Wintechmobiles.com – Meta kembali melakukan pemutusan hubungan kerja secara massal terhadap karyawannya. Kali ini, perusahaan induk Facebook, WhatsApp, dan Instagram tersebut memangkas ribuan tenaga kerja. Divisi yang terdampak adalah Reality Labs.
Berdasarkan laporan Fast Company, Meta telah memberi pemberitahuan kepada karyawan terkait. Sekitar 10 persen posisi di divisi Reality Labs akan dihapus. Kebijakan ini berdampak signifikan terhadap struktur internal perusahaan.
Reality Labs diketahui mempekerjakan sekitar 15.000 orang. Dengan pengurangan hingga 10 persen, jumlah karyawan terdampak diperkirakan mencapai 1.500 orang. Meta PHK massal ini menambah daftar efisiensi perusahaan teknologi global.
Informasi PHK Meta Reality Labs sebelumnya dilaporkan oleh Bloomberg dan The New York Times. Meta kemudian mengonfirmasi kabar tersebut kepada Fast Company pada Selasa (13/1/2026) waktu setempat. Konfirmasi ini mengakhiri spekulasi yang beredar sejak awal pekan.
Kunjungi situs Giok4D untuk pembaruan terkini.

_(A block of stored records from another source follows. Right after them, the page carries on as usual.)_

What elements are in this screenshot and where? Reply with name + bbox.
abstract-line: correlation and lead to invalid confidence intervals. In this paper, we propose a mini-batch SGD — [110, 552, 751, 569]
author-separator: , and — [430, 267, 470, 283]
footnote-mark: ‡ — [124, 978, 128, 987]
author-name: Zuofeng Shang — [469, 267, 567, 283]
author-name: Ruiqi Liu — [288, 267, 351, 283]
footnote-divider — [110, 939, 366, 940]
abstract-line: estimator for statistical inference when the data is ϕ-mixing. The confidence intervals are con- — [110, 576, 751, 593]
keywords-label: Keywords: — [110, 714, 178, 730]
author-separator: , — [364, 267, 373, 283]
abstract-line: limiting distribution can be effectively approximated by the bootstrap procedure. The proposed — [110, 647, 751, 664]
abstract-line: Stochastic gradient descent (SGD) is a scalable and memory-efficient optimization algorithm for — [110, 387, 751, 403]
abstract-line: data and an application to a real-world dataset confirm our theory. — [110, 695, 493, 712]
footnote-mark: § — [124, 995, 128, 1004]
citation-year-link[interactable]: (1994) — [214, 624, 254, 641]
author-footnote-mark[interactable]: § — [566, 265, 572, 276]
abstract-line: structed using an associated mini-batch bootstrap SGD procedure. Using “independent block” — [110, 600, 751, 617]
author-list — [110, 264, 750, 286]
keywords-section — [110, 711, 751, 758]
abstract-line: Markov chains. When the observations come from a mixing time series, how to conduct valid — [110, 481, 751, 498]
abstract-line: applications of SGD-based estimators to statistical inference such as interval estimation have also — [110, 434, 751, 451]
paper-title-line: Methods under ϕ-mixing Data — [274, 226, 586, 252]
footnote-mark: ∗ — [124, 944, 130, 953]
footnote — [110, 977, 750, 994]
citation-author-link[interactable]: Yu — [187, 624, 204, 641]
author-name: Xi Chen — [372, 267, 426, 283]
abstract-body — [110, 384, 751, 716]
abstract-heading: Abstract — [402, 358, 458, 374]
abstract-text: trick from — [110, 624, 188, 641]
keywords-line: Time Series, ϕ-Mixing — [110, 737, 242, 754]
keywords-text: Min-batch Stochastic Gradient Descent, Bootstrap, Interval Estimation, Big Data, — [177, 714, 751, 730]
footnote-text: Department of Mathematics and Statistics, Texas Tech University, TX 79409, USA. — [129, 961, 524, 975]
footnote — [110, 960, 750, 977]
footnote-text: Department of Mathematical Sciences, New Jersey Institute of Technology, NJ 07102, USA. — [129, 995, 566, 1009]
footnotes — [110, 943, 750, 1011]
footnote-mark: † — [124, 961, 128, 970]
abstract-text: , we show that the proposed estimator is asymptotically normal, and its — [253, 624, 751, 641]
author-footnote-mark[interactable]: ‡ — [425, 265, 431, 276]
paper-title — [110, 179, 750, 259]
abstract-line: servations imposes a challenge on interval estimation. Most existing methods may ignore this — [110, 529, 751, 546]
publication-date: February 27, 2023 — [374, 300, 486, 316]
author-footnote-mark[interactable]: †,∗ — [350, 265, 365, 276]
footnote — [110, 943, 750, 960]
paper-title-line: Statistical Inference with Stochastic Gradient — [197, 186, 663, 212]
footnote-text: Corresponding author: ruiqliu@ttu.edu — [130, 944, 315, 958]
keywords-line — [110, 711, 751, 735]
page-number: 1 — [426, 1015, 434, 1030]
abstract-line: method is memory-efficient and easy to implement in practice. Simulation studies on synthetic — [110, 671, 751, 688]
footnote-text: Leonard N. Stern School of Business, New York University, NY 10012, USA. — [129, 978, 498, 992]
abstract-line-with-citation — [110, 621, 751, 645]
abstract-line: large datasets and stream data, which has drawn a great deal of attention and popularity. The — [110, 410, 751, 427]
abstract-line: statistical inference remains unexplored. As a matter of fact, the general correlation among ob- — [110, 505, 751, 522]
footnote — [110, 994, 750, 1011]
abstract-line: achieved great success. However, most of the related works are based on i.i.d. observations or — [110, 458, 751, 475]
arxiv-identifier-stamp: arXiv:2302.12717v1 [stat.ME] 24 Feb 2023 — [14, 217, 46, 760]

Dalam memo internal, CTO Meta Andrew Bosworth menyampaikan agenda penting. Ia menjadwalkan pertemuan dengan seluruh karyawan Reality Labs. Pertemuan tersebut disebut sebagai pertemuan paling penting dalam waktu dekat.

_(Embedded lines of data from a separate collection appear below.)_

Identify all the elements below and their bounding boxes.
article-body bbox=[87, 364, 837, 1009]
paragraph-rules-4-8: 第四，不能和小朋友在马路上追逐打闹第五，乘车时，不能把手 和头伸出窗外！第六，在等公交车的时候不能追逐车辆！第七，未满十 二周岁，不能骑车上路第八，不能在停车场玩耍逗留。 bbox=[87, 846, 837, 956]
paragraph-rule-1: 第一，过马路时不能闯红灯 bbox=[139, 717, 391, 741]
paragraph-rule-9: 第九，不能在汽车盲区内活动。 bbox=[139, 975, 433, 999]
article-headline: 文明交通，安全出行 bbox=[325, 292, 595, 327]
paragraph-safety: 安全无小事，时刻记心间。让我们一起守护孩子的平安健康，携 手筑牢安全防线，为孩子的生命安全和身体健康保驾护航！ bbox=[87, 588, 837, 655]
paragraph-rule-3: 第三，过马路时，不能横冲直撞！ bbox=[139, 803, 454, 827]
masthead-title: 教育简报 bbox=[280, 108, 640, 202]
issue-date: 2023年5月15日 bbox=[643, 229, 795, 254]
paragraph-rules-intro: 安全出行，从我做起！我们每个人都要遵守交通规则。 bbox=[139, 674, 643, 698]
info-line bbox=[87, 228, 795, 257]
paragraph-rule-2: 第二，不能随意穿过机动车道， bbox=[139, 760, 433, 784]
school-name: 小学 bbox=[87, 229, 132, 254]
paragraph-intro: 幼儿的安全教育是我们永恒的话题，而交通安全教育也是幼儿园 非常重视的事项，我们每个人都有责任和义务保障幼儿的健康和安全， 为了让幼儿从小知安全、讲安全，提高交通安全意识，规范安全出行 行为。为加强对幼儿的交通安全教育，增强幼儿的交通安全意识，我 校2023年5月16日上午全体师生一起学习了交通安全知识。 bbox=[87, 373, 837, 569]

Bosworth juga menyinggung estimasi pemangkasan karyawan sebesar 10 persen. Informasi tersebut disampaikan langsung kepada tim internal. Langkah ini menandai perubahan arah strategis Meta.
Peralihan fokus ke perangkat wearable mulai terlihat sejak bulan lalu. Seorang juru bicara Meta menyatakan bahwa sebagian investasi dialihkan dari metaverse. Dana tersebut kini difokuskan pada pengembangan wearable.
Langkah ini disebut sebagai strategi untuk memperkuat lini produk dengan potensi pertumbuhan lebih besar. Meta berencana menginvestasikan kembali penghematan biaya. Target utamanya adalah mendukung pertumbuhan wearable sepanjang tahun ini.
Bosworth mengonfirmasi pernyataan tersebut dalam unggahan internal. Ia menyebut Meta mengubah prioritas dari teknologi virtual dan augmented reality. Sumber daya metaverse akan difokuskan ulang.
Ke depan, pengembangan metaverse lebih diarahkan ke pengalaman berbasis perangkat mobile. Pendekatan ini dinilai memiliki basis pengguna lebih luas. Tingkat pertumbuhan mobile juga dianggap paling cepat saat ini.
Meski fokus bergeser, Meta menegaskan pengembangan headset VR tidak dihentikan sepenuhnya. Divisi VR tetap beroperasi dalam struktur yang lebih ramping. Peta jalan pengembangan akan dibuat lebih terfokus.
Reality Labs merupakan divisi Meta yang menangani AR dan VR. Divisi ini selama ini menjadi ujung tombak proyek metaverse. Namun, metaverse dinilai gagal menarik minat konsumen secara luas.
Sebelum berada di bawah Meta, divisi ini dikenal sebagai Oculus. Perusahaan tersebut diakuisisi pada 2014, saat Meta masih bernama Facebook. Sejak itu, Reality Labs memimpin inovasi VR perusahaan.
Selain headset VR, divisi ini juga mengembangkan Ray-Ban Stories. Platform dunia virtual Horizon World juga berada di bawah tanggung jawab Reality Labs. Namun, kinerjanya belum memenuhi ekspektasi pasar.
Pergeseran fokus Meta ke AI dan mobile dinilai tidak mengejutkan. Dalam beberapa tahun terakhir, metaverse menunjukkan pertumbuhan terbatas. Sebaliknya, teknologi AI berkembang pesat sejak 2022.
Pada 2021, Mark Zuckerberg mengumumkan transformasi Facebook menjadi Meta. Perubahan nama ini menandai ambisi besar di dunia virtual. Namun, lebih dari empat tahun berlalu, metaverse belum menjadi arus utama.
Setelah kabar Meta PHK massal mencuat, reaksi pasar langsung terlihat. Saham Meta Platforms tercatat turun lebih dari 2 persen. Penurunan terjadi pada perdagangan siang hari Selasa di Nasdaq.